The first week of December will be sunny with temperatures in the 70s, but the colder months are on the way.
Critics said state officials have done little to prevent another winter blackout since February's arctic blast, raising the question that if the same event happens is the state prepared?
In February, bitter cold temperatures swept across the state leaving millions of Texans in the dark and the power grid without a backup plan. Crysta Castaneda, an attorney with a firm specializing in energy said, the main reason was due to weatherization.
"The natural gas production and delivery system had failures that kept the natural gas from getting to the power plant," Castaneda said. "Then once the power plant began to fail the natural gas delivery system relies on electricity to be able to produce it and wasn't enough electricity."
This created what she called an endless cycle of failure.
"I would anticipate between one to two Arctic outbreaks to hit sometime in January or February," said Chief Meteorologist Matt Hines.
If it does happen again, Castaneda said it won't be good.
"If we have the same time of weather event, we are almost guaranteed to have another failure," Castaneda said.
In response to the freeze, federal investigators and even ERCOT's own inspectors laid out new weatherization needs to withstand freezing temperatures.
"It can include things like adding chemicals to the gas stream to make sure the freezing point is lower, just like you would add antifreeze to your car," Castaneda said.
Gov. Abbott and other Texas Lawmakers passed legislation to make that happen. Abbott said everything that needed to be done was done to fix the grid, even guaranteeing the lights will stay on.
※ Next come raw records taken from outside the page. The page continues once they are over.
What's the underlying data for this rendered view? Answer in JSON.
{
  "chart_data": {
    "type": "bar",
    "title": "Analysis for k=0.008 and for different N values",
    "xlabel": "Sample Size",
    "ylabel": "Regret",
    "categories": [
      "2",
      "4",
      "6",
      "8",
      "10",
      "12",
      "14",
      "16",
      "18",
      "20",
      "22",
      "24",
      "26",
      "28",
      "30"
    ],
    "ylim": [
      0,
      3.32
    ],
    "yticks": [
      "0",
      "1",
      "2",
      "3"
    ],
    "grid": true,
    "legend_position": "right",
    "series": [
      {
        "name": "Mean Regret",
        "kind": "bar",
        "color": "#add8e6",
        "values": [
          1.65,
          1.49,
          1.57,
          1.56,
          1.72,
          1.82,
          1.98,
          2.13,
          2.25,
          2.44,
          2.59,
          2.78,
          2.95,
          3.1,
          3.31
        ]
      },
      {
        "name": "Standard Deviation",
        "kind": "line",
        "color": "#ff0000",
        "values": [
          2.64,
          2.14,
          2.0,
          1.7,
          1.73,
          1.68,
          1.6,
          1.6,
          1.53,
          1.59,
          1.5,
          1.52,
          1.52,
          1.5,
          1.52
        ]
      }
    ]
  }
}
"We don't know what private companies are doing to protect their own supplies, but what we do know is that the Texas railroad commission that has oversight on winterization of our natural gas supplies has not done anything to require additional winterization," Castaneda said. "Abbott may prove to be right if we don't have another harsh winter event, but if we do have one I don't think everything that needed to be done has been done."